The most dangerous night of my life I had been smoking weed, I had been hearing my friends trying to scare me and threaten me out of the walls but it never scared me, it was more like minor bullying although strange events had surrounded me since the start of hearing them. But this night was bad.
I think the main reason people don’t like the diagnosis of schizophrenia is the presence of what Carl Jung called “synchronicities.” These are things when people actually do read your mind or are undeniably in touch with the voices they hear. So saying you have a brain disease just doesn’t cut it.
Anyway this night [being in a different country in university] the voices went about trying to convince me to kill myself. They started off rationally saying I would be better off then it changed to that I was the reincarnation of a demon called “Hellix” and after several hours I tried to stab myself then cut my wrist.
I looked down upon myself, trapped in this tower block of strangers and friends who only poisoned my mind. I bit the bullet and I phoned up my parents and said, wait for it….
“I’m schizophrenic, I’ve cut my wrist, take me home.”
And they did. I told my friends who hadn’t gone to university that I was “schizophrenic.” I wasn’t “schizophrenic” it was easier to tell them I was than to tell them about being gaslighted by a hostile group who get a kick out of doing this, who plan out what they are going to do. I led a horrific existence. If you don’t know what “gaslighting” is, it’s using social psychology to make one doubt their mind and sanity.
I will give examples if you were to do this, things like always saying you don’t understand what the victim is saying and constantly asking for clarification like the person never makes sense. Or listening to the victim’s ideas then bringing it up next time like they said it, or all of them will wrongly describe or argue a point that’s obviously wrong but everyone will participate and agree. As the victim begins to doubt themselves the games get more elaborate and enjoyable for them, they won’t leave you alone, they enjoy it and bring others in. It often happens when you’re new to a place and are invited to “hang out.” Black psychology.
And the voices and paranoia have been established.
But my main job was to build myself up again, mentally I’d received a kicking. I’d have to build up, but in an environment where I shared my mind with voices and tried to culture compassion and immerse myself in a brutal regime of spiritual reform. It did the job.
I don’t have schizophrenia. This experience happens to one percent of the population. 99% of us have experienced being monitored and psychologically beaten up. There are no “build a tougher mind” classes where one is taught how to think in a way that hurts or beats the voices. This is possible with dedication and a decision to do battle for the good and help your fellow man. You might have lived only helping yourself and only loving those who love you. This makes you no better than the voices! You have to be better than them.
And without doing this books like the Bible or Bhagavad gita wont make any sense. Being given the diagnosis of paranoid schizophrenia means you have faced mental brutality and that hurts, you’ve broken a few bones in the mind.
Everyone you know believes you’re crazy and damaged. Prove them wrong. Some people won’t like what I’m saying but voices talk to the mind so you must be strong in the mind, there’s no denying this. People around you may not hear voices but they can also be weak spiritually and lead an easy life. This is unfair but there is nothing you can do to rectify this.

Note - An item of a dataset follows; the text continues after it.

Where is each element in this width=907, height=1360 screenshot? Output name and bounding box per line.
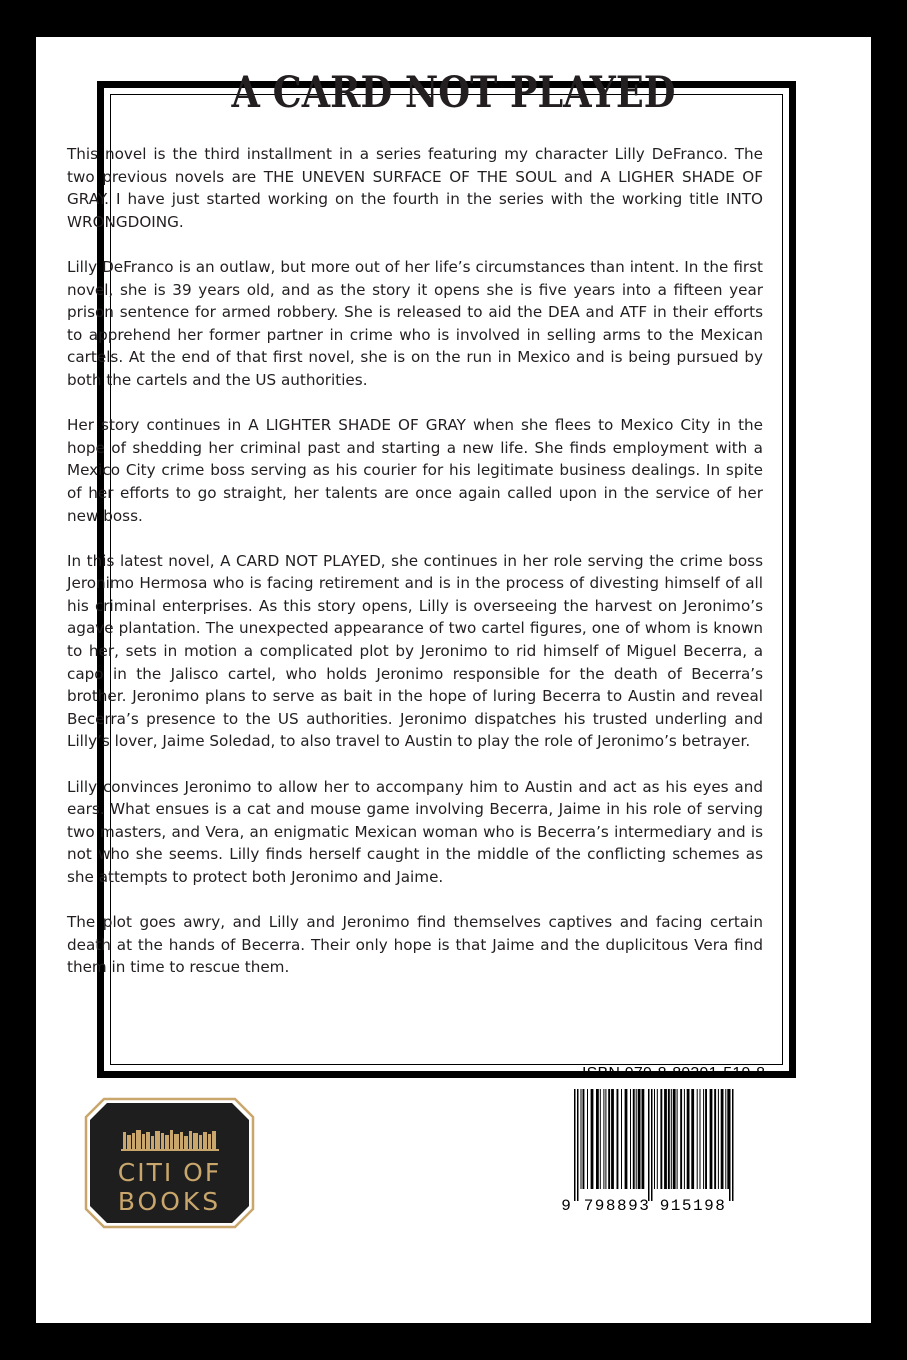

Also some diagnosed schizophrenics believe in justice that someday the people who work through such things as “thought generation machines” will have their day in court and everyone will realise you were right. Again I don’t think this will happen.
“Paranoid schizophrenia” alienates you from society. Society says you have to admit that everything you have gone through and going through was in your head. Your brain is upset, it’s not “your fault” but you’re “dangerous.”
You don’t have to live like this! Don’t ever be afraid of going against the general consensus, be suspicious of new groups, and especially ones that use drugs. Stay away from drugs, I think they hinder psychic defence that sometimes you need to think immediately but on drugs you just say “I’ll do this later!!” No good.
Anyone has the ability to be powerful and this is dangerous and there is a media blackout, if one in a hundred hear voices and I estimate 90% think they’re being monitored or watched this is a big thing! I chose to make myself powerful to defeat the voices rather than lie down.
What is power with voices? A silent mind, every time you think, you think because you are sharing the thought, not reasoning. Learn buddhist dharma, things included here are eliminating “suffering.” Which can include allowing yourself to be defined by future goals, which limits your consciousness. And that charity is the ultimate action.
In conclusion, don’t lie down. If you are hearing voices and are no longer being or have been gaslighted it’s because (in my view) you’re a danger to society’s equilibrium, and society’s equilibrium is a horrible thing. So many people are poor. Third world countries stuck in a cycle of debt to the world bank making their citizens lives a daily struggle. Or trapped in bad psychiatry.
Although if charity isn’t your highest principle and you embark on this route of power, beware.
I am of the Christian faith and it gives me peace.